E’ già buio quando cominciano ad arrivare le unità di testa della colonne della Divisione “Cuneense” guidata dal Gen. Battisti, provenienti da Popowka.  Sono il Battaglione “Ceva” del 1° Reggimento con le batterie dei Gruppi “Mondovì” e “Val Po” , raggiunte poco dopo dal Battaglione “Mondovì”.(3)

Viene deciso di sferrare un nuovo attacco poco prima che sorga l’alba.

Alle 03,30 gli alpini del “Ceva” si gettano all’assalto, sperando di sorprendere i sovietici. Ma la reazione dei difensori è violentissima e ben presto sono costretti ad arretrare: il “Ceva” è decimato.

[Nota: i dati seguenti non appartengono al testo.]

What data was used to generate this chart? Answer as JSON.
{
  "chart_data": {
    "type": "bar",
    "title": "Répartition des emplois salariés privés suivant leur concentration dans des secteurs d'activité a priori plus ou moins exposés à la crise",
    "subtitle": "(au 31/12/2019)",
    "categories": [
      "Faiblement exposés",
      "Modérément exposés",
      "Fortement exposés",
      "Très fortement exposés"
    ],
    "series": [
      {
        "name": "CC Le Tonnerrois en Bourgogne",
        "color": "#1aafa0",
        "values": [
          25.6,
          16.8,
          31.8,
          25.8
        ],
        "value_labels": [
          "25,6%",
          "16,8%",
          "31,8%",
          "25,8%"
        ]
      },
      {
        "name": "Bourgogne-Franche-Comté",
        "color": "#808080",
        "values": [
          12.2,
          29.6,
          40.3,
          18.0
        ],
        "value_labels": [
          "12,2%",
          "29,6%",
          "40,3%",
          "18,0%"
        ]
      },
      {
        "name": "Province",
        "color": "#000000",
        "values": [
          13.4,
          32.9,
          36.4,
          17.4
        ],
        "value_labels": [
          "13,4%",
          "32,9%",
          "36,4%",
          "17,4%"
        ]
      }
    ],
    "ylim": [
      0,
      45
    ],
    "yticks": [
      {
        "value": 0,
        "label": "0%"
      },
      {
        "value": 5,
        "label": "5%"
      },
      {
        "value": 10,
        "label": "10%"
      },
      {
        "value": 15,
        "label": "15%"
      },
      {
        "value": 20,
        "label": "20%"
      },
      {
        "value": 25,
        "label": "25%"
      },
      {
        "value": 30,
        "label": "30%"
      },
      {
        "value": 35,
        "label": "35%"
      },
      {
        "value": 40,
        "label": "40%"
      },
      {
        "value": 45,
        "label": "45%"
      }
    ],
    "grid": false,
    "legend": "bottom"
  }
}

Si ritorna all’attacco alle prime luci dell’alba, con quello che è ancora disponibile, con quello che rimane dei Battaglioni della 8° Reggimento della “Julia” e del 1° Reggimento della “Cuneense”.

Ancora una volta l’attacco s’infrange contro le linee difensive russe. Russi, che hanno ricevuto rinforzi durante la notte e una volta respinto gli alpini,  passano a loro volta al contrattacco con il supporto di  numerosi carri armati.

La linea degli alpini viene travolta e superata, le batterie del Gruppo “Mondovì” e “Val Po” affiancate al “Conegliano”, vengono sottoposte al tiro ravvicinato dei cannoni dei T34. Alcuni pezzi con i loro serventi vengono letteralmente travolti e schiacciati dai cingoli dei carri armati.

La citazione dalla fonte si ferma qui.